A national charity is calling for the Church of England to release land for affordable housing.
A growing number of Christian denominations are disposing of underused or unused land, selling or donating it to developers and housing associations to build new homes, according to the charity Housing Justice.
The Church, one of the country’s biggest landowners, has identified 6,000 acres from its 105,000 acre current stock.
Its property holdings were valued at just under £2bn at the end of 2015 in its last annual report, almost a third of the £6.7bn it owns in assets.
Housing Justice, which runs a national network of homeless night shelters, is also in talks with churches to lease their land for five years or more to allow for modular housing or ‘pop-up’ homes to be erected.
It is not just land, but also unused religious buildings which could be converted into houses.

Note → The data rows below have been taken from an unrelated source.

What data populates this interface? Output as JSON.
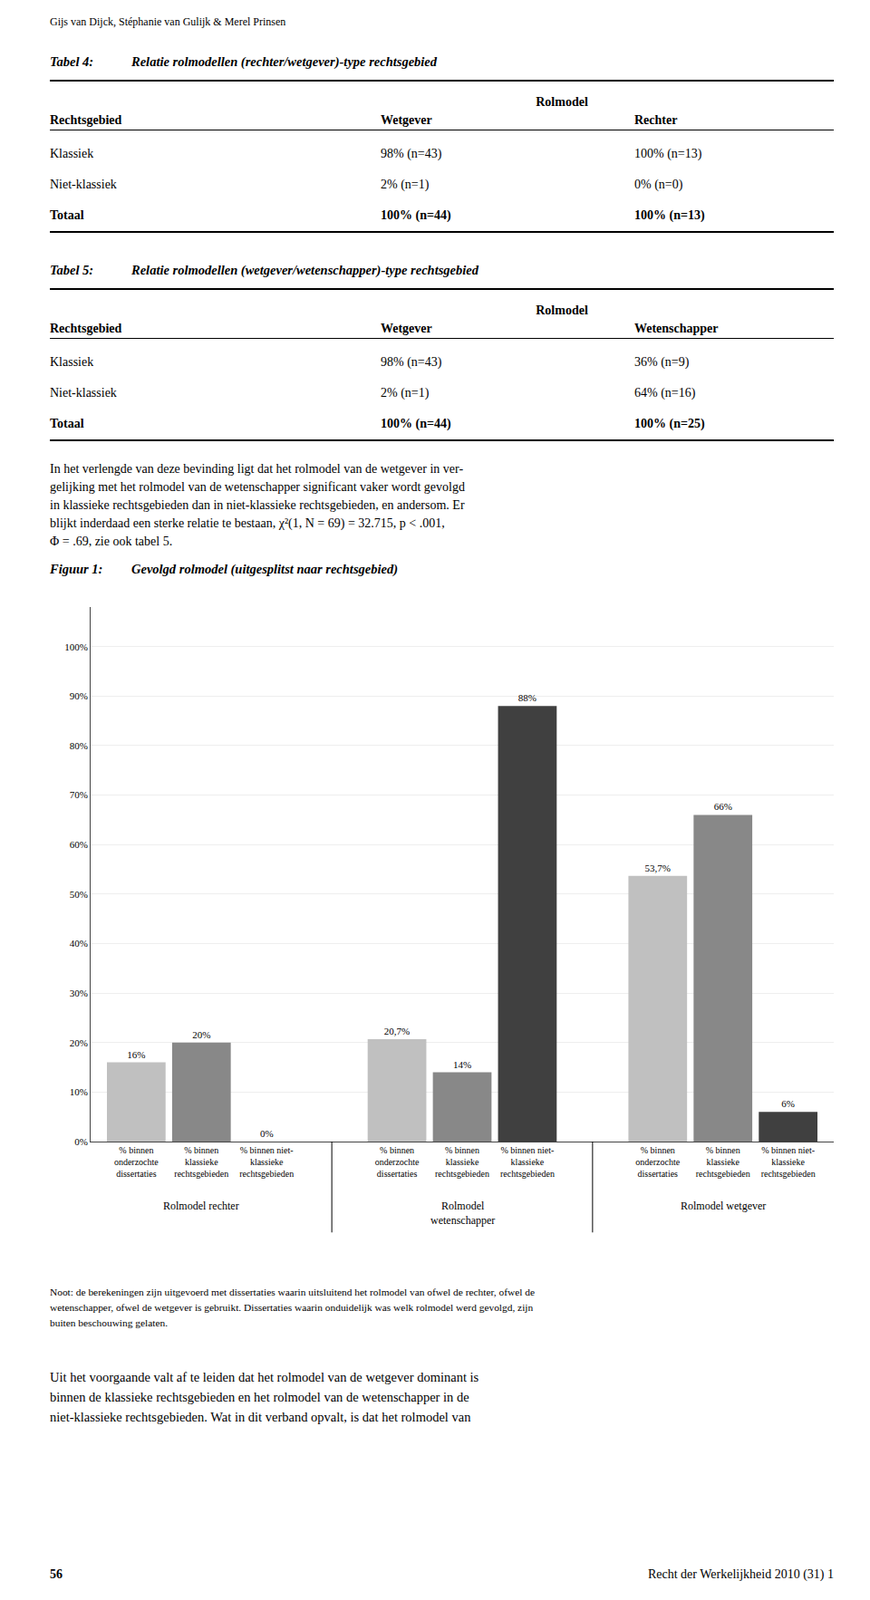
{
  "chart_data": {
    "type": "bar",
    "title": "Figuur 1:",
    "subtitle": "Gevolgd rolmodel (uitgesplitst naar rechtsgebied)",
    "categories": [
      "Rolmodel rechter",
      "Rolmodel\nwetenschapper",
      "Rolmodel wetgever"
    ],
    "series": [
      {
        "name": "% binnen\nonderzochte\ndissertaties",
        "color": "#c0c0c0",
        "values": [
          16,
          20.7,
          53.7
        ],
        "value_labels": [
          "16%",
          "20,7%",
          "53,7%"
        ]
      },
      {
        "name": "% binnen\nklassieke\nrechtsgebieden",
        "color": "#888888",
        "values": [
          20,
          14,
          66
        ],
        "value_labels": [
          "20%",
          "14%",
          "66%"
        ]
      },
      {
        "name": "% binnen niet-\nklassieke\nrechtsgebieden",
        "color": "#404040",
        "values": [
          0,
          88,
          6
        ],
        "value_labels": [
          "0%",
          "88%",
          "6%"
        ]
      }
    ],
    "ylim": [
      0,
      108
    ],
    "yticks": [
      {
        "value": 0,
        "label": "0%"
      },
      {
        "value": 10,
        "label": "10%"
      },
      {
        "value": 20,
        "label": "20%"
      },
      {
        "value": 30,
        "label": "30%"
      },
      {
        "value": 40,
        "label": "40%"
      },
      {
        "value": 50,
        "label": "50%"
      },
      {
        "value": 60,
        "label": "60%"
      },
      {
        "value": 70,
        "label": "70%"
      },
      {
        "value": 80,
        "label": "80%"
      },
      {
        "value": 90,
        "label": "90%"
      },
      {
        "value": 100,
        "label": "100%"
      }
    ],
    "grid": true,
    "data_labels": true,
    "annotations": {
      "header": "Gijs van Dijck, Stéphanie van Gulijk & Merel Prinsen",
      "tables": [
        {
          "title": "Tabel 4:",
          "subtitle": "Relatie rolmodellen (rechter/wetgever)-type rechtsgebied",
          "spanner": "Rolmodel",
          "columns": [
            "Rechtsgebied",
            "Wetgever",
            "Rechter"
          ],
          "rows": [
            [
              "Klassiek",
              "98% (n=43)",
              "100% (n=13)"
            ],
            [
              "Niet-klassiek",
              "2% (n=1)",
              "0% (n=0)"
            ],
            [
              "Totaal",
              "100% (n=44)",
              "100% (n=13)"
            ]
          ]
        },
        {
          "title": "Tabel 5:",
          "subtitle": "Relatie rolmodellen (wetgever/wetenschapper)-type rechtsgebied",
          "spanner": "Rolmodel",
          "columns": [
            "Rechtsgebied",
            "Wetgever",
            "Wetenschapper"
          ],
          "rows": [
            [
              "Klassiek",
              "98% (n=43)",
              "36% (n=9)"
            ],
            [
              "Niet-klassiek",
              "2% (n=1)",
              "64% (n=16)"
            ],
            [
              "Totaal",
              "100% (n=44)",
              "100% (n=25)"
            ]
          ]
        }
      ],
      "paragraph1": [
        "In het verlengde van deze bevinding ligt dat het rolmodel van de wetgever in ver-",
        "gelijking met het rolmodel van de wetenschapper significant vaker wordt gevolgd",
        "in klassieke rechtsgebieden dan in niet-klassieke rechtsgebieden, en andersom. Er",
        "blijkt inderdaad een sterke relatie te bestaan, χ²(1, N = 69) = 32.715, p < .001,",
        "Φ = .69, zie ook tabel 5."
      ],
      "note": [
        "Noot: de berekeningen zijn uitgevoerd met dissertaties waarin uitsluitend het rolmodel van ofwel de rechter, ofwel de",
        "wetenschapper, ofwel de wetgever is gebruikt. Dissertaties waarin onduidelijk was welk rolmodel werd gevolgd, zijn",
        "buiten beschouwing gelaten."
      ],
      "paragraph2": [
        "Uit het voorgaande valt af te leiden dat het rolmodel van de wetgever dominant is",
        "binnen de klassieke rechtsgebieden en het rolmodel van de wetenschapper in de",
        "niet-klassieke rechtsgebieden. Wat in dit verband opvalt, is dat het rolmodel van"
      ],
      "footer": [
        "56",
        "Recht der Werkelijkheid 2010 (31) 1"
      ]
    }
  }
}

Jacob Quagliozzi, deputy director of Housing Justice, said: “Church land is an untapped resource.
“We estimate small church-led development could make a significant impact on rural housing need, delivering as much as a third of the level of housing required.”
Many of these would be small sites suitable for small building companies.
Church land is owned by each of the 41 dioceses in England and according to denomination, so the process of selling it is complicated. In Wales, there has been more success as the church system is centralised, and so it is easier to match land to local authorities or housing associations.
The charity acts as a conduit between church dioceses and developers. Under charity law, the Church can sell land below market value if it is for social housing.